O que isso tudo importa para parte da sociedade? Nada! Afinal, nossa corrupção de estimação, ganhou nosso coração e intelecto, seja pelo apreço ao maléfico “jeitinho brasileiro” como nos alerta o Ministro Barroso, descrédito em achar que nada poderá mudar, inércia frente a uma mal sistêmico, mas que não é exclusivo do Brasil, crescimento de um individualismo egoísta (redundante) camuflado pela frase “cada um faz o seu e sozinho ninguém muda nada”, equiparação do dinheiro público com a livre gestão do dinheiro privado, não percepção que a falta de ética gera impactos além do que vemos, banalização do mal que é a corrupção em virtude do que podemos conquistar socialmente através dos supostos corruptos, justificação dos absurdos com base nas ideologias distorcendo a realidade corrupta para dar uma aparência ética ao que não deveria existir, mentes “pensantes” respaldando corrupções pensadas em virtude dos ganhos sociais, afirmando se contrapor ao erro com um outro erro dito “necessário”.

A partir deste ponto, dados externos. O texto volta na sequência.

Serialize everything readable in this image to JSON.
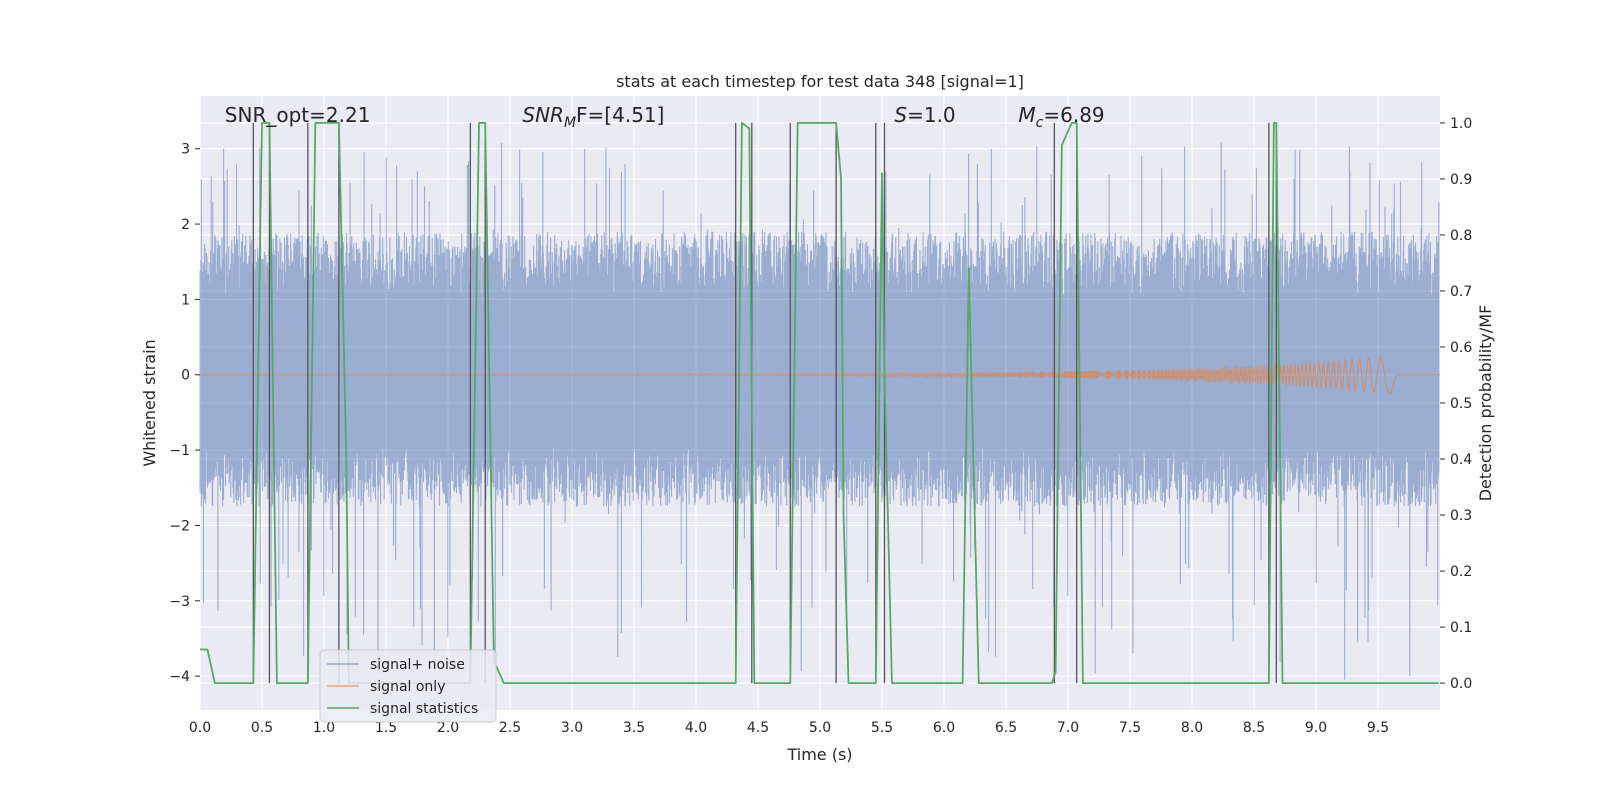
{
  "chart_data": {
    "type": "line",
    "title": "stats at each timestep for test data 348 [signal=1]",
    "xlabel": "Time (s)",
    "ylabel": "Whitened strain",
    "y2label": "Detection probability/MF",
    "xlim": [
      0.0,
      10.0
    ],
    "ylim": [
      -4.45,
      3.7
    ],
    "y2lim": [
      -0.048,
      1.048
    ],
    "xticks": [
      "0.0",
      "0.5",
      "1.0",
      "1.5",
      "2.0",
      "2.5",
      "3.0",
      "3.5",
      "4.0",
      "4.5",
      "5.0",
      "5.5",
      "6.0",
      "6.5",
      "7.0",
      "7.5",
      "8.0",
      "8.5",
      "9.0",
      "9.5"
    ],
    "yticks": [
      "3",
      "2",
      "1",
      "0",
      "−1",
      "−2",
      "−3",
      "−4"
    ],
    "y2ticks": [
      "1.0",
      "0.9",
      "0.8",
      "0.7",
      "0.6",
      "0.5",
      "0.4",
      "0.3",
      "0.2",
      "0.1",
      "0.0"
    ],
    "grid": true,
    "legend_position": "bottom-left",
    "annotations": [
      {
        "text": "SNR_opt=2.21",
        "x": 0.2,
        "y": 3.45
      },
      {
        "text": "SNRₘF=[4.51]",
        "main": "SNR",
        "sub": "M",
        "tail": "F=[4.51]",
        "x": 2.6,
        "y": 3.45
      },
      {
        "text": "S=1.0",
        "main": "S",
        "tail": "=1.0",
        "x": 5.6,
        "y": 3.45
      },
      {
        "text": "M_c=6.89",
        "main": "M",
        "sub": "c",
        "tail": "=6.89",
        "x": 6.6,
        "y": 3.45
      }
    ],
    "noise_band": {
      "upper": 1.9,
      "lower": -1.75,
      "max_spike": 3.15,
      "min_spike": -4.05
    },
    "vertical_lines": [
      0.43,
      0.56,
      0.87,
      1.12,
      2.18,
      2.3,
      4.32,
      4.45,
      4.76,
      5.13,
      5.45,
      5.52,
      6.89,
      7.07,
      8.62,
      8.68
    ],
    "series": [
      {
        "name": "signal+ noise",
        "color": "#4c72b0",
        "style": "noisy"
      },
      {
        "name": "signal only",
        "color": "#dd8452",
        "style": "chirp",
        "chirp_end": 9.65,
        "chirp_peak_amp": 0.25
      },
      {
        "name": "signal statistics",
        "color": "#55a868",
        "axis": "right",
        "x": [
          0.0,
          0.06,
          0.12,
          0.43,
          0.5,
          0.56,
          0.62,
          0.68,
          0.87,
          0.93,
          1.12,
          1.18,
          1.2,
          2.18,
          2.25,
          2.3,
          2.37,
          2.45,
          2.52,
          3.8,
          4.32,
          4.37,
          4.43,
          4.47,
          4.5,
          4.76,
          4.82,
          5.13,
          5.17,
          5.19,
          5.23,
          5.45,
          5.5,
          5.52,
          5.58,
          6.15,
          6.2,
          6.28,
          6.87,
          6.9,
          6.95,
          7.03,
          7.07,
          7.12,
          8.62,
          8.66,
          8.68,
          8.73,
          9.99
        ],
        "values": [
          0.06,
          0.06,
          0.0,
          0.0,
          1.0,
          1.0,
          0.0,
          0.0,
          0.0,
          1.0,
          1.0,
          0.4,
          0.0,
          0.0,
          1.0,
          1.0,
          0.04,
          0.0,
          0.0,
          0.0,
          0.0,
          1.0,
          0.99,
          0.0,
          0.0,
          0.0,
          1.0,
          1.0,
          0.9,
          0.3,
          0.0,
          0.0,
          0.91,
          0.55,
          0.0,
          0.0,
          0.74,
          0.0,
          0.0,
          0.02,
          0.96,
          1.0,
          1.0,
          0.0,
          0.0,
          1.0,
          1.0,
          0.0,
          0.0
        ]
      }
    ]
  }
}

Como um respiro, não quero aqui adentrar na corrupção doméstica e cotidiana, mas não, não somos manada, não somos massa, não somos lados, Princípios, Dignidade, Ética e Honra não são palavras abstratas, podem sim ser perseguidas em sua totalidade, e seja uma criança ou idoso, dono ou dona de casa, trabalhador, rico ou pobre, a posição individual contra a corrupção pode sim representar ao menos manifestação de dignidade e respeito consigo e com o interesse público, não nos rendendo à herança sentimental de apreço a pessoas que matam pessoas pela via da corrupção.

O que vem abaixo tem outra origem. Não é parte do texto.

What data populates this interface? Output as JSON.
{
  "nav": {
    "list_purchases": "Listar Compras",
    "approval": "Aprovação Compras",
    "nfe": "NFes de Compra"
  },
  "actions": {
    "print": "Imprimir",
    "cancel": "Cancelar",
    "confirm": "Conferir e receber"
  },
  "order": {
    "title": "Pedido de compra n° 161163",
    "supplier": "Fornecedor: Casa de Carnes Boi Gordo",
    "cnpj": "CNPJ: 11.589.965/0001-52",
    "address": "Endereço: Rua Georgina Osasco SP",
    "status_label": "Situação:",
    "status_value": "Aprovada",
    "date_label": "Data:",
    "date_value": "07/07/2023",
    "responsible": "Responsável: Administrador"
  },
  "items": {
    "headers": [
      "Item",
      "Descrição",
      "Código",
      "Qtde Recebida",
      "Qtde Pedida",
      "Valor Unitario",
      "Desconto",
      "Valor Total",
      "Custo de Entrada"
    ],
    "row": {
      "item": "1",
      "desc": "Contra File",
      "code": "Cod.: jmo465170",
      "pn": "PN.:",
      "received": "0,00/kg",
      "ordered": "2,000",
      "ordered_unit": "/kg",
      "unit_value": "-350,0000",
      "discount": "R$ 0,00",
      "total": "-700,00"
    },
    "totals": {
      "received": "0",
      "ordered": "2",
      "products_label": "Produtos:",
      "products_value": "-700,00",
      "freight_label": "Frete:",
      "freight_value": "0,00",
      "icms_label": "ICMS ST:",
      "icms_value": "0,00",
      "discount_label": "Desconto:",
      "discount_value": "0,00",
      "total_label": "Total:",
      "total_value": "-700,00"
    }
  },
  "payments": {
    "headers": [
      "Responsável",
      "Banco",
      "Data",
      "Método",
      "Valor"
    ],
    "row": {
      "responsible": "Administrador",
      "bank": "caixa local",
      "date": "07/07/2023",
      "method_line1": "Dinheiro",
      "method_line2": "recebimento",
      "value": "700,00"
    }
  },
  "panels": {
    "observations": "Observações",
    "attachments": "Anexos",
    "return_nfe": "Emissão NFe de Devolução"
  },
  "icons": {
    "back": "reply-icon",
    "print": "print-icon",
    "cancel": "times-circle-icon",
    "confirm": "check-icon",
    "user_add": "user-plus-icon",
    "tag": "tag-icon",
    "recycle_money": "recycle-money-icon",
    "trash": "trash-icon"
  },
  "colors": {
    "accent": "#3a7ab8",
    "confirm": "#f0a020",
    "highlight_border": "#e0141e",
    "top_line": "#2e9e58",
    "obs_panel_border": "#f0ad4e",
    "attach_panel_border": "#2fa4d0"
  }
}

Trago por fim um questionamento se, hoje nossa anestesia à corrupção representa uma ausência de pensamento ou um pensamento já corrompido?
Caio Sousa
Professor Universitário de Ciência Política e Direito Constitucional, Advogado, Mestre em Ciências Jurídico Políticas pela Universidade de Lisboa, Especialista em Direito Municipal, Pesquisador no grupo “Cidades Transparentes” do Labô PUC/SP,
Ótima análise!👏🏼
Pensamento já corrompido, como você sempre destaca; estamos diante da banalização da ética e moral em detrimento do bem em comum. É deprimente.